100 Places To Remember: The Amazon Rainforest, Brazil
Geschreven op 27-4-2010 - Erik van Erne. Geplaatst in NatuurThe Lungs of the Earth. Known as the lungs of the Earth, the Amazon is the largest rainforest on the planet. It covers 5.5 million square kilometres spread over nine South American nations, 60% of it in Brazil, and accounts for more than half of the worlds remaining rainforest.
Home to 20% of all plant and animal species in the world, the biodiversity of the Amazon rainforest is unparalleled anywhere on Earth, and includes some 2.5 million species of insect, and tens of thousands of species of tree and plant. Its biosphere also has an incalculable impact on the climate and living conditions of the whole planet.

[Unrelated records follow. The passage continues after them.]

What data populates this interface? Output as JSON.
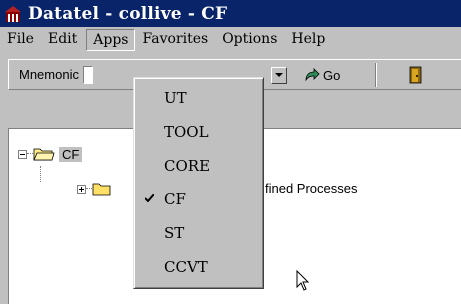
{
  "window": {
    "title": "Datatel - collive - CF",
    "accent": "#0a246a",
    "icon": "datatel-app-icon"
  },
  "menubar": {
    "items": [
      {
        "label": "File"
      },
      {
        "label": "Edit"
      },
      {
        "label": "Apps",
        "open": true
      },
      {
        "label": "Favorites"
      },
      {
        "label": "Options"
      },
      {
        "label": "Help"
      }
    ]
  },
  "toolbar": {
    "mnemonic_label": "Mnemonic",
    "mnemonic_value": "",
    "go_label": "Go",
    "go_icon": "go-arrow-icon",
    "exit_icon": "door-icon"
  },
  "tree": {
    "root_label": "CF",
    "child_label": "fined Processes"
  },
  "apps_menu": {
    "items": [
      {
        "label": "UT",
        "checked": false
      },
      {
        "label": "TOOL",
        "checked": false
      },
      {
        "label": "CORE",
        "checked": false
      },
      {
        "label": "CF",
        "checked": true
      },
      {
        "label": "ST",
        "checked": false
      },
      {
        "label": "CCVT",
        "checked": false
      }
    ]
  }
}
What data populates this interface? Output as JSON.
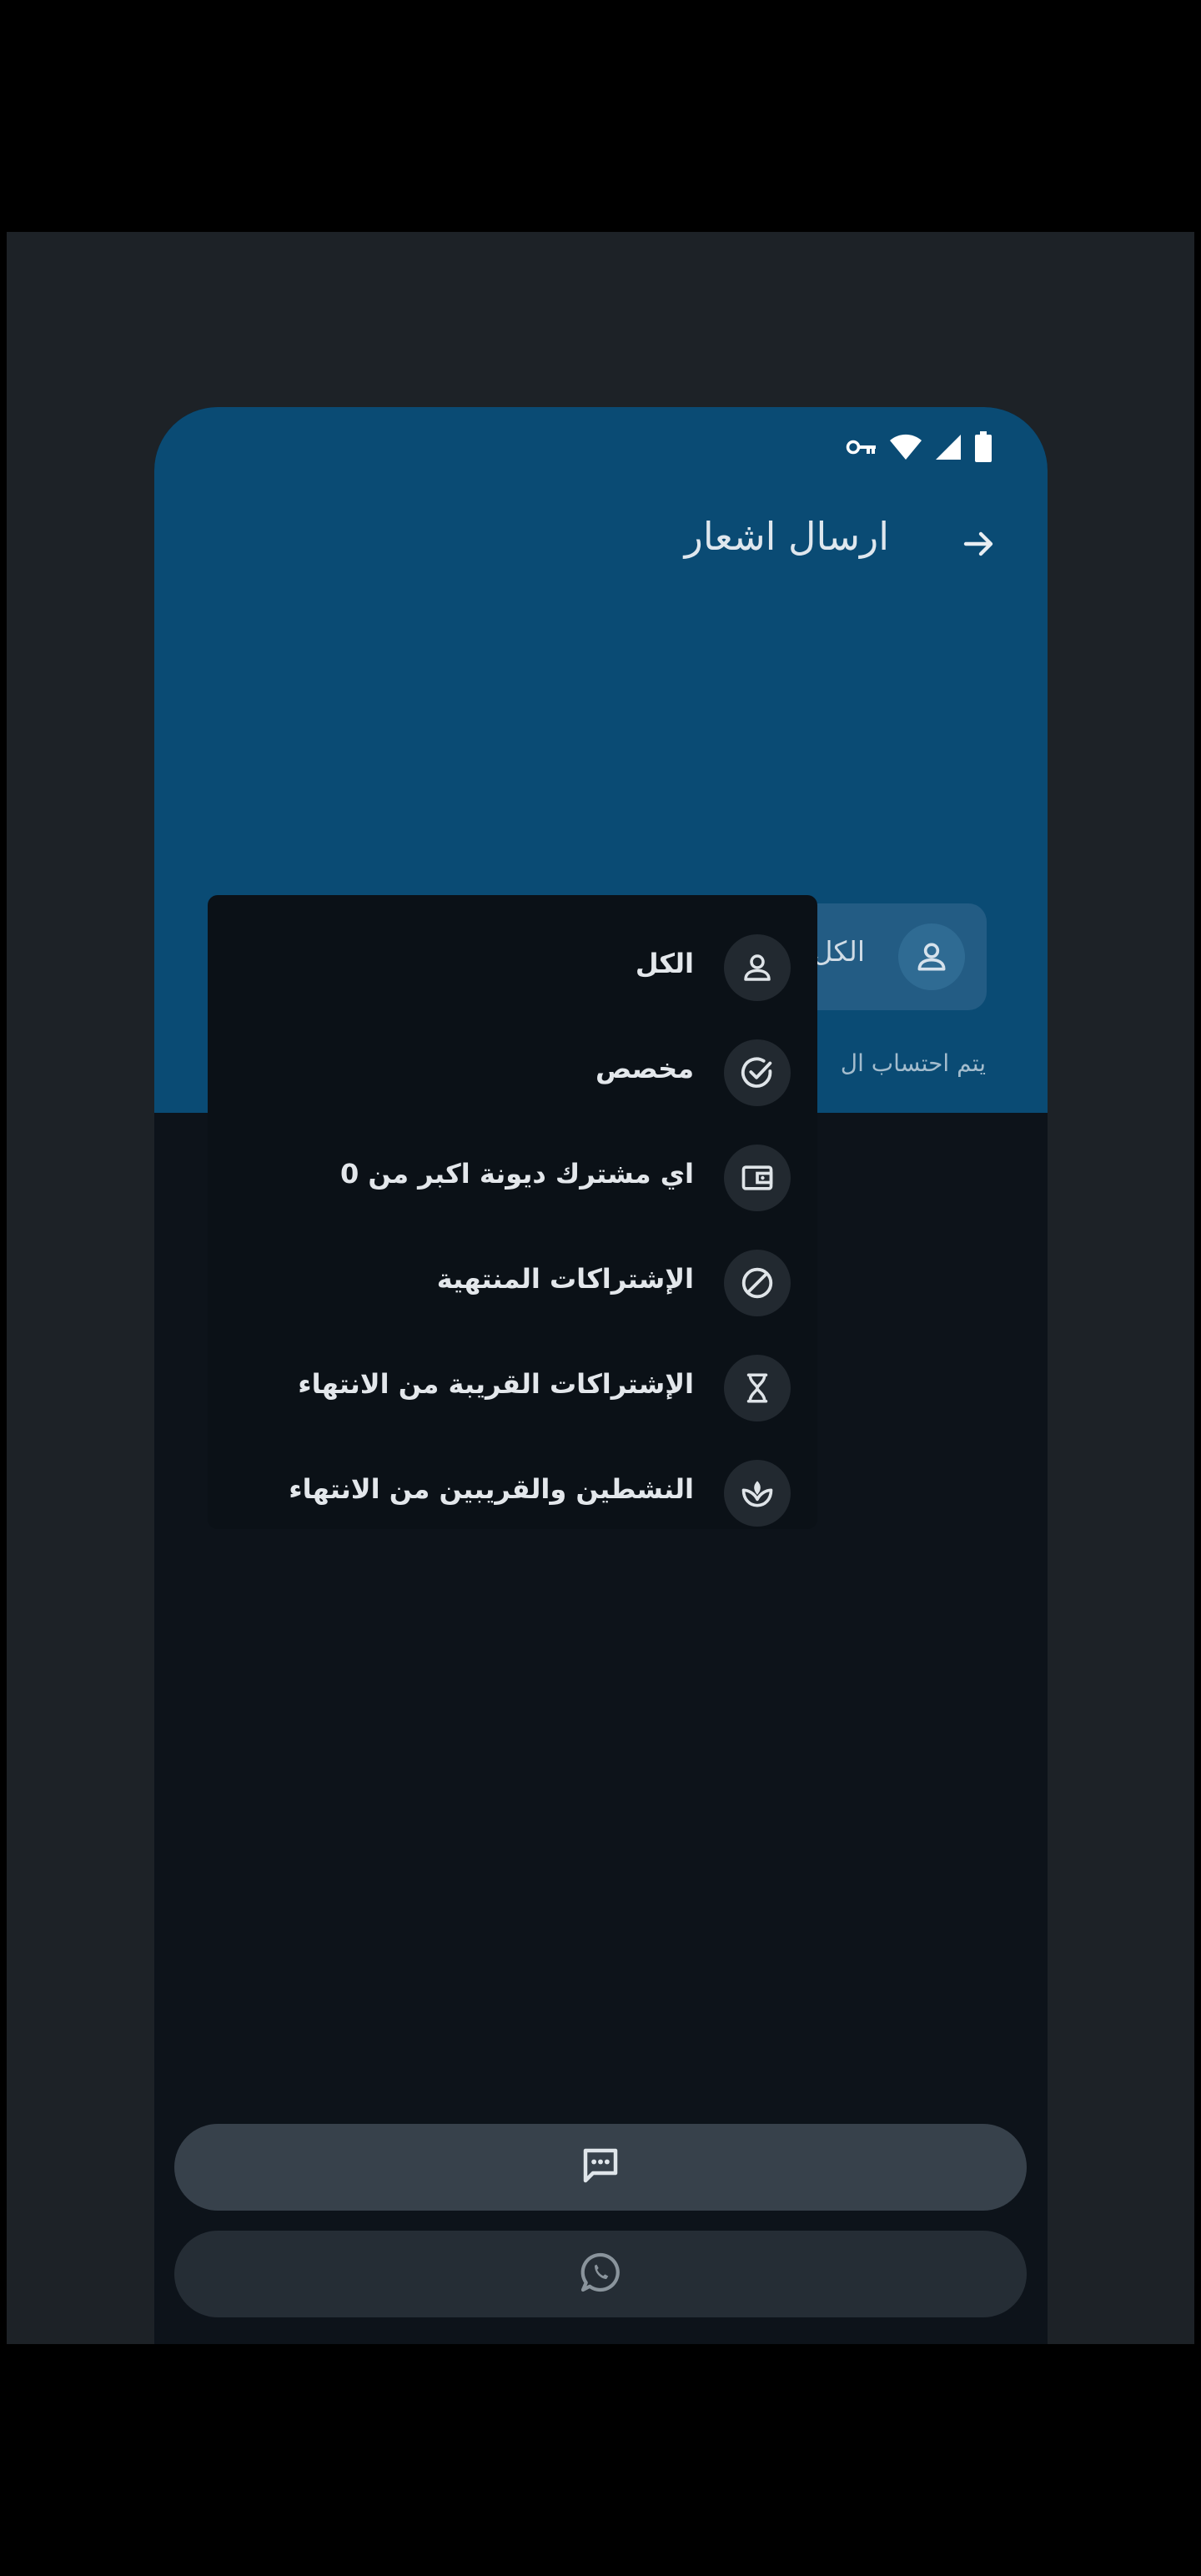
{
  "header": {
    "title": "ارسال اشعار",
    "back_icon": "arrow-right-icon"
  },
  "status_bar": {
    "icons": [
      "vpn-key-icon",
      "wifi-icon",
      "signal-icon",
      "battery-icon"
    ]
  },
  "recipient_field": {
    "label": "الكل",
    "icon": "person-icon"
  },
  "helper_text": "يتم احتساب ال",
  "menu": {
    "items": [
      {
        "label": "الكل",
        "icon": "person-icon"
      },
      {
        "label": "مخصص",
        "icon": "check-circle-icon"
      },
      {
        "label": "اي مشترك ديونة اكبر من 0",
        "icon": "wallet-icon"
      },
      {
        "label": "الإشتراكات المنتهية",
        "icon": "block-icon"
      },
      {
        "label": "الإشتراكات القريبة من الانتهاء",
        "icon": "hourglass-icon"
      },
      {
        "label": "النشطين والقريبين من الانتهاء",
        "icon": "spa-icon"
      }
    ]
  },
  "buttons": {
    "sms_icon": "message-icon",
    "whatsapp_icon": "whatsapp-icon"
  },
  "colors": {
    "header_blue": "#0a4b74",
    "background": "#0d131a",
    "menu_background": "#0b1117"
  }
}
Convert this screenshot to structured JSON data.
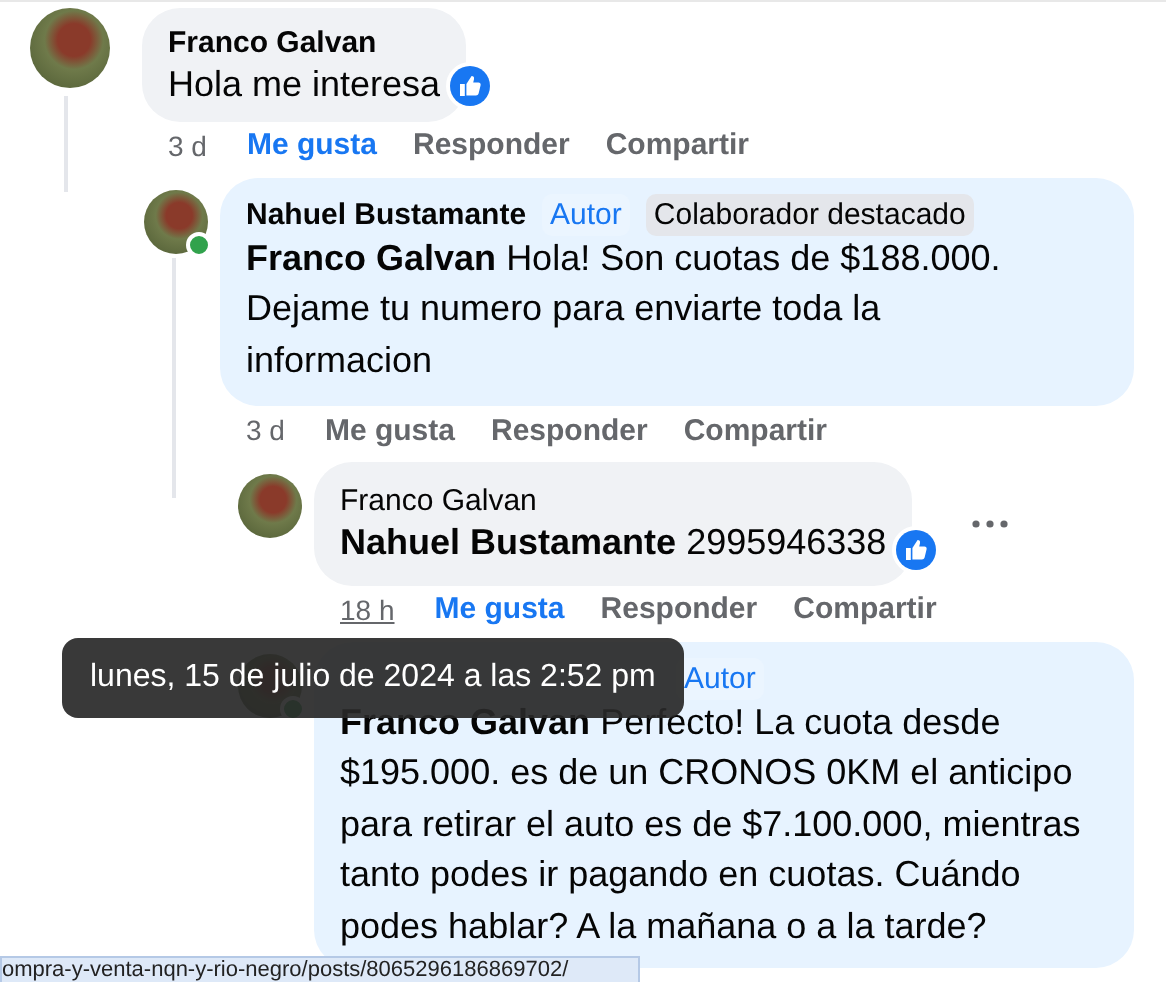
{
  "comments": [
    {
      "author": "Franco Galvan",
      "author_bold": true,
      "text": "Hola me interesa",
      "like_reaction": true,
      "time": "3 d",
      "liked": true,
      "actions": [
        "Me gusta",
        "Responder",
        "Compartir"
      ],
      "children": [
        {
          "author": "Nahuel Bustamante",
          "author_bold": true,
          "online": true,
          "badges": [
            {
              "kind": "author",
              "label": "Autor"
            },
            {
              "kind": "top",
              "label": "Colaborador destacado"
            }
          ],
          "mention": "Franco Galvan",
          "text": "Hola! Son cuotas de $188.000. Dejame tu numero para enviarte toda la informacion",
          "like_reaction": false,
          "time": "3 d",
          "liked": false,
          "actions": [
            "Me gusta",
            "Responder",
            "Compartir"
          ],
          "children": [
            {
              "author": "Franco Galvan",
              "author_bold": false,
              "mention": "Nahuel Bustamante",
              "text": "2995946338",
              "like_reaction": true,
              "menu_button": true,
              "time": "18 h",
              "time_hovered": true,
              "liked": true,
              "actions": [
                "Me gusta",
                "Responder",
                "Compartir"
              ]
            },
            {
              "online": true,
              "badges": [
                {
                  "kind": "author",
                  "label": "Autor"
                }
              ],
              "mention": "Franco Galvan",
              "text": "Perfecto! La cuota desde $195.000. es de un CRONOS 0KM el anticipo para retirar el auto es de $7.100.000, mientras tanto podes ir pagando en cuotas. Cuándo podes hablar? A la mañana o a la tarde?",
              "like_reaction": false
            }
          ]
        }
      ]
    }
  ],
  "tooltip": "lunes, 15 de julio de 2024 a las 2:52 pm",
  "status_url": "ompra-y-venta-nqn-y-rio-negro/posts/8065296186869702/"
}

Over the past 30 years, almost 600,000 square kilometres of the rainforest have been felled in Brazil alone. If this trend continues, more than 30% of the forest will be gone by 2050, contributing to global warming through emissions of CO2 on a very large scale.
Even without deforestation, the rainforests are under serious threat. Many tropical plant species are highly sensitive to even the slightest climate variation. A temperature rise of 3°C could reduce the forest in parts of the Amazon by more than 40%, adding further to global warming, wiping out thousands of endemic species and transforming the landscape into savannah.